A federal appeals court ruled unanimously that the US will remain open to refugees and visa holders from seven Muslim-majority countries, rejecting a bid by the Trump administration to reinstate a travel ban in the name of national security.
The San Francisco, California-based appeals court today spurned the government's request to close the doors after days of public debate over President Donald Trump's attacks on the judicial system and a rush of fearful immigrants. The ruling increases the likelihood that the administration will ask the Supreme Court to step into a case that's the biggest test of Trump's executive power yet.
Trump was defiant, tweeting within minutes of the ruling, "SEE YOU IN COURT. THE SECURITY OF OUR NATION IS AT STAKE!"
The panel's ruling in favour of immigrants is a victory not only for Washington and Minnesota - the states that sued - but for Facebook, Google and Microsoft, which said in court papers that the measure would hinder their global businesses.
The public "has an interest in free flow of travel, in avoiding separation of families, and in freedom from discrimination," the three-judge panel said in a 29-page ruling.
The measure has engendered lawsuits from coast to coast that present early and crucial tests of the president's unilateral ability to decide who threatens the nation. Opponents of the ban argue it violates due process and equal-protection rights, and runs afoul of the First Amendment's prohibition of favor for any one religion.
The Justice Department is considering its options, a spokeswoman said. A White House official said its lawyers are reviewing the decision and don't plan to comment immediately beyond the president's tweet.
Washington state Solicitor General Noah Purcell argued to the appeals panel on February 7 that Trump's statements as a candidate were ample proof that the ban was intended to discriminate against Muslims. "It's remarkable to have this much evidence of intent," he said.
In a December 7 statement posted on his website, Trump had called "for a total and complete shutdown of Muslims entering the United States until our country's representatives can figure out what's going on."
August Flentje, representing the Justice Department, reminded the appeals panel during the hearing that a Boston federal judge in a separate case refused to consider Trump's statements. The order doesn't target Muslims, he said.
Since US District Judge James Robart temporarily blocked Trump's ban, refugees and travelers have been rushing to the US The executive order had set off chaos as states, companies, universities, citizens and refugees struggled with the ramifications.
On Wednesday, Trump read a law that gives the president authority to stop the entry of "any class" of foreigner.
"You can suspend, you can put restrictions, you can do whatever you want," Trump told a conference of police chiefs and sheriffs in Washington. "It just can't be written any plainer or better."
Since the ruling, the president, a 70-year-old Republican, has sent Twitter messages excoriating Robart as a "so-called judge."
Trump's order bars Syrian refugees indefinitely, and blocks for 120 days all others fleeing their homelands claiming persecution or fear of violence. No citizens of Syria, Iran, Iraq, Yemen, Somalia, Libya or Sudan could enter the US for 90 days.
Washington and Minnesota argued that the ban hurt residents and businesses, and their case was bolstered by a documents filed by Facebook, Google and Microsoft and a declaration by former government officials, including former secretaries of state John Kerry and Madeleine Albright, former CIA directors Michael Hayden and Leon Panetta and former United Nations Ambassador Susan Rice.

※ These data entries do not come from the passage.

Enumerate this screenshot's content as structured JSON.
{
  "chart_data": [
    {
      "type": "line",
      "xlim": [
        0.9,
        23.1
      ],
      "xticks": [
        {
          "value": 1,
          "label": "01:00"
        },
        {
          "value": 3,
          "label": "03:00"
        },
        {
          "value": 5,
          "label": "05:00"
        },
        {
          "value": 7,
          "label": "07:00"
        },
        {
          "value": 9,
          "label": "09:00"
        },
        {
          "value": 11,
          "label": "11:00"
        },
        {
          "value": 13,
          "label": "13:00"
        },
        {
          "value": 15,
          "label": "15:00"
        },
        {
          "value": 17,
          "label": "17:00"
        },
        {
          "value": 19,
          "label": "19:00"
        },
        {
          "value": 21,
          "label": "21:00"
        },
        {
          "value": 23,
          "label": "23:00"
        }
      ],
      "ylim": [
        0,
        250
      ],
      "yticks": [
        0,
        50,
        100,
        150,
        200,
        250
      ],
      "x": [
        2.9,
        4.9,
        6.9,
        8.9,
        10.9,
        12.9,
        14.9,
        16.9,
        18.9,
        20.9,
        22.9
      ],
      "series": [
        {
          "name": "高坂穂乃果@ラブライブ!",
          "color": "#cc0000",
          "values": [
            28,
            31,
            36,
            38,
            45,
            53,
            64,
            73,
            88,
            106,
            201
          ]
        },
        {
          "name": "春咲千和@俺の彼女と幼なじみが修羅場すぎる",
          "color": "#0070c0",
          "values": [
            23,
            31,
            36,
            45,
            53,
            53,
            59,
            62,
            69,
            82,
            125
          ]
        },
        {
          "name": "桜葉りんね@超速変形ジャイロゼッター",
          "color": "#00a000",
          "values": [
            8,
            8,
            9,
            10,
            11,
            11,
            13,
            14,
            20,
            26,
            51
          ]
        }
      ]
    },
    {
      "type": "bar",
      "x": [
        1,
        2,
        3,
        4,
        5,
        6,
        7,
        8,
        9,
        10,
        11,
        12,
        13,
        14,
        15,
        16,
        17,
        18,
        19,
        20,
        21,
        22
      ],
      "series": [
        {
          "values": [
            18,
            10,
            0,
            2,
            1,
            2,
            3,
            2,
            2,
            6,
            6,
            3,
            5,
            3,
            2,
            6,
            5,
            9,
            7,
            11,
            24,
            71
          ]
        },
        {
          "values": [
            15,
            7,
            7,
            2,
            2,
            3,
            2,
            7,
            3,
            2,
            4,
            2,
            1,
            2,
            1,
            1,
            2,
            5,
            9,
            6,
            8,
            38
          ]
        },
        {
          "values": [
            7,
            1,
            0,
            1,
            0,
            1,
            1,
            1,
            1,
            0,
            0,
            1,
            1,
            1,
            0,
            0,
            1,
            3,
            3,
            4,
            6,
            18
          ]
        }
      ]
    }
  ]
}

In the suit, the states argued that the ban had an immediate impact on companies by limiting their ability to conduct business and recruit, and harmed universities by stranding faculty and students. Washington's lawyers argued the travel ban is a "draconian restriction."
Trump's January 27 executive order followed campaign promises to stop Muslims from entering the country and roiled world politics. It shut out citizens of Iran, Iraq, Libya, Somalia, Sudan, Syria and Yemen, which Trump argues nurture enemies of the US. The government recommended that more than 1200 people not be allowed on flights and revoked about 60,000 visas.
The appeals court refused to reinstate Trump's order after a Seattle judge halted enforcement while courts decide whether it's constitutional.
The executive order has been the most consequential act of a young and aggressive administration that wants to minimize America's engagement with the world. Trump and his advisers see Islamist terrorism as a threat best defused by halting the flow of people who might be secretly planning attacks.
The president's action initially denied entry to an Iraqi who helped U.S. military, professors at University of Massachusetts and a student seeking to bring her daughter for medical treatment. The ban set off angry protests nationwide and attracted a flurry of lawsuits and adverse rulings.
None was more sweeping than that of Robart in Seattle. Washington and Minnesota won the order temporarily blocking the ban nationwide after arguing it hurt their residents and employers including Microsoft, Amazon.com Inc. and the Mayo Clinic.
The fight is far from over. The court battle so far has focused on whether the president's order should be paused while courts weigh larger issues. Robart already ordered both sides to submit additional arguments focusing on the substance of the case: whether the states have a right to sue and whether Trump's order discriminates against Muslims.